La enfermería del trabajo juega un papel clave en la promoción de entornos laborales seguros y saludables. Como disciplina en constante evolución, su relevancia dentro de la salud ocupacional crece a medida que las organizaciones y empleadores refuerzan sus estrategias de prevención de enfermedades y riesgos laborales.
En el editorial publicado en Medicina y Seguridad del Trabajo, la autora Esperanza María Alonso Jiménez destaca la interconexión entre la salud laboral, la salud pública y la enfermería del trabajo. Mientras la salud laboral se enfoca en el bienestar físico, mental y social de los trabajadores, la enfermería del trabajo aporta un enfoque integral para la prevención y el manejo de riesgos en el entorno laboral.
Las competencias de los enfermeros del trabajo están evolucionando hacia áreas clave como la gestión de riesgos laborales, la salud mental en el trabajo, la ergonomía y salud postural, la promoción de la salud y prevención de enfermedades, y la gestión de casos y rehabilitación.
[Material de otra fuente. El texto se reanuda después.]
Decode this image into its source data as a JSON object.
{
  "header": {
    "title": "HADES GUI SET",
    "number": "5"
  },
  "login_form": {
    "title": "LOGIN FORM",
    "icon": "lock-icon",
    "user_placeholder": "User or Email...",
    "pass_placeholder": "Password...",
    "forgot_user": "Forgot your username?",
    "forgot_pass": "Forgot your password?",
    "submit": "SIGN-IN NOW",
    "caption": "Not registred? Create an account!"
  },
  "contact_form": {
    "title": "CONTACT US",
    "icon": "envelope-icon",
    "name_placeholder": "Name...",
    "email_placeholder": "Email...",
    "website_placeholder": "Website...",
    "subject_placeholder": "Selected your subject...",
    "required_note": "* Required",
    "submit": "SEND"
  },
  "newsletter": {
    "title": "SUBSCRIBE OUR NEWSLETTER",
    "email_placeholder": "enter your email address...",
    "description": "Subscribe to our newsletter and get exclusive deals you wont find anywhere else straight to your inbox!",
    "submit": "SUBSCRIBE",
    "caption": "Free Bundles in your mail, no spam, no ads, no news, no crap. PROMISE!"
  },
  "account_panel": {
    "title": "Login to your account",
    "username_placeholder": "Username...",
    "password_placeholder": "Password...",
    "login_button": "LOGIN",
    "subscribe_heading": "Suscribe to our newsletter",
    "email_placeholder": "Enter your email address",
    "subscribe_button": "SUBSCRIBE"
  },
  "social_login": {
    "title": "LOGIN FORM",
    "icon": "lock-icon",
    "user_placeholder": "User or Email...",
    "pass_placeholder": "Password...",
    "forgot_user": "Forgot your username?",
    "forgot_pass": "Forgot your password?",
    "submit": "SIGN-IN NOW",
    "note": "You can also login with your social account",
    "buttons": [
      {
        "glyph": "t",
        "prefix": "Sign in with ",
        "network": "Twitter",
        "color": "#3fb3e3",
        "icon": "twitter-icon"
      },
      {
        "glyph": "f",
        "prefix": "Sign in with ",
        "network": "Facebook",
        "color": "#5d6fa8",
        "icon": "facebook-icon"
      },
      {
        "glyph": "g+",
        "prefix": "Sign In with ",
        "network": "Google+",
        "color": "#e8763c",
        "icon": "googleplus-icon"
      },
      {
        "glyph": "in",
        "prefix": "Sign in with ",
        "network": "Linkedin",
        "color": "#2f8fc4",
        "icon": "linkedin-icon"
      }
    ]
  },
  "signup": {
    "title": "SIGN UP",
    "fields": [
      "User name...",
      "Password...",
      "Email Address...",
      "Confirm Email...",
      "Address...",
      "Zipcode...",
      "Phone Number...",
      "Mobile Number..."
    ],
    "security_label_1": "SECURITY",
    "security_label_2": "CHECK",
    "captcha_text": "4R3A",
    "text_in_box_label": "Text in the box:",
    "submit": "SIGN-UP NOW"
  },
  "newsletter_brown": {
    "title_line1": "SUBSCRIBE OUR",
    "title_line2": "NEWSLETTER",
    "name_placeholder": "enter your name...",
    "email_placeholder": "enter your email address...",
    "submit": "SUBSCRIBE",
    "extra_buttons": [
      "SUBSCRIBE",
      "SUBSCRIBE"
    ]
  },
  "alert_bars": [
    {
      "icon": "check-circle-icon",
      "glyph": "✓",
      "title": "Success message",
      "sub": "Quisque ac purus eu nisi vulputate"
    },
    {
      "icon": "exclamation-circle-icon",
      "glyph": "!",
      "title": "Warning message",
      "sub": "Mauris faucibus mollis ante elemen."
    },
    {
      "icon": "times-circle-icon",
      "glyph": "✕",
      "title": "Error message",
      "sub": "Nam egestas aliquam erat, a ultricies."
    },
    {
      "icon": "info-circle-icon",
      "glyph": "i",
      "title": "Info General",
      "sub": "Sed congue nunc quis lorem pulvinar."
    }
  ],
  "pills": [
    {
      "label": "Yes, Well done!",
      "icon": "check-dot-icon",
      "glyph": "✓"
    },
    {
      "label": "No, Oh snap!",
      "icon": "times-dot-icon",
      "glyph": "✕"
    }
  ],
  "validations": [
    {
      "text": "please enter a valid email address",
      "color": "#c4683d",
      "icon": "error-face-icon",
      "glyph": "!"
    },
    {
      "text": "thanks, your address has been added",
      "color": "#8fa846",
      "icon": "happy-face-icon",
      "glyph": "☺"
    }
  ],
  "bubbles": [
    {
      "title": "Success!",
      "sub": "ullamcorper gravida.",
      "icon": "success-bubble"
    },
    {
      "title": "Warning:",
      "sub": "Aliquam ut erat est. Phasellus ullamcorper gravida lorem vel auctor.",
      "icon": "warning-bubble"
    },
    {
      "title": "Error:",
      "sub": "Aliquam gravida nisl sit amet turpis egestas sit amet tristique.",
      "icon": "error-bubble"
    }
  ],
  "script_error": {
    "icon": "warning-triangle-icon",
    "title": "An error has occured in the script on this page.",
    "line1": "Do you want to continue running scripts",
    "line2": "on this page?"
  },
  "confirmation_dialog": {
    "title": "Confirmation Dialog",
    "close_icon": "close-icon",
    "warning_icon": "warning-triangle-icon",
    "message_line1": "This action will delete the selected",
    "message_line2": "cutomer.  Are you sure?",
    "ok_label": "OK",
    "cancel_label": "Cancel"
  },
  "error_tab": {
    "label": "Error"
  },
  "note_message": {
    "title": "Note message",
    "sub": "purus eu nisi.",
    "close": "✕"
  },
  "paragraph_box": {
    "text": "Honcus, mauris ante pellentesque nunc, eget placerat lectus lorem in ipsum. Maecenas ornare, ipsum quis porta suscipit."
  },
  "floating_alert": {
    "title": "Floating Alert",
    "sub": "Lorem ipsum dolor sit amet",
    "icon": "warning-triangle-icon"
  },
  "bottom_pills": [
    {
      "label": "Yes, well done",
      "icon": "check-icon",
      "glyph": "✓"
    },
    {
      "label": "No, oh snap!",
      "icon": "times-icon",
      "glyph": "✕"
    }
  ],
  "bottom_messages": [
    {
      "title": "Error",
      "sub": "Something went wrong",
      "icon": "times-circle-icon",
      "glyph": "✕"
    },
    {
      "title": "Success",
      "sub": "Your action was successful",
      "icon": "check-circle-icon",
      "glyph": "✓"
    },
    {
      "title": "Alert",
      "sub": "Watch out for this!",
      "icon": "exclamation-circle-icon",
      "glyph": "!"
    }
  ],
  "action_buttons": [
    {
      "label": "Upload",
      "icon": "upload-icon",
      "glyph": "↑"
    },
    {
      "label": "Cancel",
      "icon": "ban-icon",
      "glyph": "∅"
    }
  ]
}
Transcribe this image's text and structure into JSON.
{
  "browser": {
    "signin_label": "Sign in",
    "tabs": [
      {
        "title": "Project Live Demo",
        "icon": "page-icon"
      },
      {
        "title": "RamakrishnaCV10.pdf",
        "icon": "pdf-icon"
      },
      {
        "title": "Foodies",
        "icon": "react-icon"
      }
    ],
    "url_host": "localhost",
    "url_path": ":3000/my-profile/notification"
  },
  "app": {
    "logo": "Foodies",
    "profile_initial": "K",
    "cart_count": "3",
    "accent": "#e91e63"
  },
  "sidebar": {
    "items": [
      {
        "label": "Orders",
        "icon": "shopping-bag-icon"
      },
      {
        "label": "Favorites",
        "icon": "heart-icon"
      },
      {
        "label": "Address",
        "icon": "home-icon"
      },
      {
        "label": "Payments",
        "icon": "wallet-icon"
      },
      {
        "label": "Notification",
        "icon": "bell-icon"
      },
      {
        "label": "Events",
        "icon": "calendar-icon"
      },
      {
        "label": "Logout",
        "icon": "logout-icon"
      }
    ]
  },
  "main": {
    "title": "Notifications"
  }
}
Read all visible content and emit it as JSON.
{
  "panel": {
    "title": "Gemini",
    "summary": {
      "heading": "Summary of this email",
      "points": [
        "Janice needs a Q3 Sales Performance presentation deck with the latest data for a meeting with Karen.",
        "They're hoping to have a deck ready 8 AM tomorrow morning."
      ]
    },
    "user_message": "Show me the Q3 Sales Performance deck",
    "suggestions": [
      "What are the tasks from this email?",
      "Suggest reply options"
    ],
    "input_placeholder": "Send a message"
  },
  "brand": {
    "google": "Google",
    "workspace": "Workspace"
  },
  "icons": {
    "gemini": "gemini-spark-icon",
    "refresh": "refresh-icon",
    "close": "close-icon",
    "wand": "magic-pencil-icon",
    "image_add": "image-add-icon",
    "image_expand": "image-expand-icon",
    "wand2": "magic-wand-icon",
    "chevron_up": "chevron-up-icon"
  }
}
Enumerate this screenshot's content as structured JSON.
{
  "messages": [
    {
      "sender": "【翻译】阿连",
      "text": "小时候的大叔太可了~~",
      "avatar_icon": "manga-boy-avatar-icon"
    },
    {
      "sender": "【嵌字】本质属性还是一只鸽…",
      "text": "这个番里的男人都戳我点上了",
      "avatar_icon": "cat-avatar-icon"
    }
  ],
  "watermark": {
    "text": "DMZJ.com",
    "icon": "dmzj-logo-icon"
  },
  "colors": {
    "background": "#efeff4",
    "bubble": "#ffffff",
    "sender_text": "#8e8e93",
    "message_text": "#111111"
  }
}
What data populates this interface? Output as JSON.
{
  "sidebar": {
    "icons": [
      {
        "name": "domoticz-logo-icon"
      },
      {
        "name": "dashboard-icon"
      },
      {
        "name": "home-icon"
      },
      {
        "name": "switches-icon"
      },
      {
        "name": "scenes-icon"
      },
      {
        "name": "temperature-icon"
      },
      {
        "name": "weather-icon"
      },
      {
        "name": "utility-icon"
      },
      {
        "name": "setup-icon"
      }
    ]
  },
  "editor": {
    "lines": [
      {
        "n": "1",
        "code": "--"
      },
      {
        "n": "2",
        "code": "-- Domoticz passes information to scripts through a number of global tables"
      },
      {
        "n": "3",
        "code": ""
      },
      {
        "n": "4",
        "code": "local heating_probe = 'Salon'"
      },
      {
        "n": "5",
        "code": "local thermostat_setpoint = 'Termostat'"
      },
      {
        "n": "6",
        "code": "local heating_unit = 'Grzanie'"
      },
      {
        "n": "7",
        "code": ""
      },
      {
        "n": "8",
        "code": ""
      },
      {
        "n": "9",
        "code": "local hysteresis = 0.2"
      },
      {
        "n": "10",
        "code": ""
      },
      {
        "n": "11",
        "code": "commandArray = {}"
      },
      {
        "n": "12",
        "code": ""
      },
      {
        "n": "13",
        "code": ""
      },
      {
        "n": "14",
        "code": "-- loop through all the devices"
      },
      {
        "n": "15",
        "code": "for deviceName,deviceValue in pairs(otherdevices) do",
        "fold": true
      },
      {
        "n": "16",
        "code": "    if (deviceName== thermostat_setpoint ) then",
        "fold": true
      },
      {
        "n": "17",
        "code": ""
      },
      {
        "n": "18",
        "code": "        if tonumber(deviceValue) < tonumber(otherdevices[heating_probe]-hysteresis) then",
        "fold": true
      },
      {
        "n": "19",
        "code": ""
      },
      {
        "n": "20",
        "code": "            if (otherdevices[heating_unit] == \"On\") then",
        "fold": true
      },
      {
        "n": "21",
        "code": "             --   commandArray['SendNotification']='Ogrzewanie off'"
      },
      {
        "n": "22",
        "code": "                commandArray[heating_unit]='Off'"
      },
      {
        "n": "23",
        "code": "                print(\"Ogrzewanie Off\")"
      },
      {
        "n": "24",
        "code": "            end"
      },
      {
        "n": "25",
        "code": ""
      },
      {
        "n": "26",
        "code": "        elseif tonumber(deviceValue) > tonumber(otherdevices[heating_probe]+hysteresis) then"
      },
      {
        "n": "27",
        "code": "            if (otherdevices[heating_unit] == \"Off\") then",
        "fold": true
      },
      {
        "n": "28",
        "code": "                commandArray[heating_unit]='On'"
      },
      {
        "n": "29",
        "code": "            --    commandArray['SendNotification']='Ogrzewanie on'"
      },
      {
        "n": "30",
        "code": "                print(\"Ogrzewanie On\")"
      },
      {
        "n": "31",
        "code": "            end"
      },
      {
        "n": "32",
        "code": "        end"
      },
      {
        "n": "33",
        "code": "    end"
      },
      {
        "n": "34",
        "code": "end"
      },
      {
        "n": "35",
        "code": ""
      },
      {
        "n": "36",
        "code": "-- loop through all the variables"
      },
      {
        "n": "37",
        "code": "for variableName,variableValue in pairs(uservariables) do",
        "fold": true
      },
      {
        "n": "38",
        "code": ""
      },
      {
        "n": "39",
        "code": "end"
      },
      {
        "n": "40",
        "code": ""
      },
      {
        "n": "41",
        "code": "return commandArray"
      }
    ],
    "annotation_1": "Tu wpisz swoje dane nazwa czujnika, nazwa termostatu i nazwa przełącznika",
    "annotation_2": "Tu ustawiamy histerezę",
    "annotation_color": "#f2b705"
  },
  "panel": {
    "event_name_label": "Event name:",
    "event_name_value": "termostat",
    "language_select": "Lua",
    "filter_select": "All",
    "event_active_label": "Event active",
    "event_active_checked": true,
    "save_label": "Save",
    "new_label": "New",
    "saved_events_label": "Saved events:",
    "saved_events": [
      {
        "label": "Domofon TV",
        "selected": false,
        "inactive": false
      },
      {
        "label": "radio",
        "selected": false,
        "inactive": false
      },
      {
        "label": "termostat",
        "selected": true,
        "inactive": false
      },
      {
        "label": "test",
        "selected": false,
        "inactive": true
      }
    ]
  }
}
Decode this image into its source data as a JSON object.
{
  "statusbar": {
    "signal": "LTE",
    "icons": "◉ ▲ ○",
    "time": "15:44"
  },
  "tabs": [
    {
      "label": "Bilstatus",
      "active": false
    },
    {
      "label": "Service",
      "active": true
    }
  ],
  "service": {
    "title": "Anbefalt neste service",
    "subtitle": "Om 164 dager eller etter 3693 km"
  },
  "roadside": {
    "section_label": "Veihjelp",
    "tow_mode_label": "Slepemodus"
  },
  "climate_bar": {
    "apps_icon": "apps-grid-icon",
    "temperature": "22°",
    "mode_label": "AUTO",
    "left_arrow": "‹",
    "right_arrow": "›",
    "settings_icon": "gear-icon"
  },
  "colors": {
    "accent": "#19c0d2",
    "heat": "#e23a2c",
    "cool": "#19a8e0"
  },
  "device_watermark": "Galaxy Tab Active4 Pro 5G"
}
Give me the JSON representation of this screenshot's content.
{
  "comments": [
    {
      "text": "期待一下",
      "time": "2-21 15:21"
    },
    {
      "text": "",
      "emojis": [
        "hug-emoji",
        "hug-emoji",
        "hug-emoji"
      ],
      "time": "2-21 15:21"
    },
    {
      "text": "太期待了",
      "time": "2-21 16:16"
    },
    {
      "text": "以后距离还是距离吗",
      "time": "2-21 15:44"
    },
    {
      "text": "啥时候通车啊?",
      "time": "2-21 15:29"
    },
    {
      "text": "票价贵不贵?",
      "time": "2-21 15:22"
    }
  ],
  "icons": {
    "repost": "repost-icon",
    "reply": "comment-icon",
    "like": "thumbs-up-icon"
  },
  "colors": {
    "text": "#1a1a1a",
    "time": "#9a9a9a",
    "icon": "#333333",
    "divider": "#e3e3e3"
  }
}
Su labor es esencial para identificar riesgos ocupacionales, apoyar la salud mental de los trabajadores, mejorar la ergonomía en los espacios de trabajo y coordinar la recuperación de empleados afectados por enfermedades o accidentes laborales.
Para fortalecer su impacto, la autora enfatiza la importancia de la formación continua, el desarrollo de habilidades de liderazgo y la creación de redes de colaboración. La actualización en normativas y avances en salud ocupacional permitirá a estos profesionales ejercer un rol más influyente en la seguridad y bienestar de los trabajadores.
El empoderamiento de la enfermería del trabajo no solo beneficia a los profesionales del sector, sino que también impulsa la construcción de entornos laborales más saludables y sostenibles.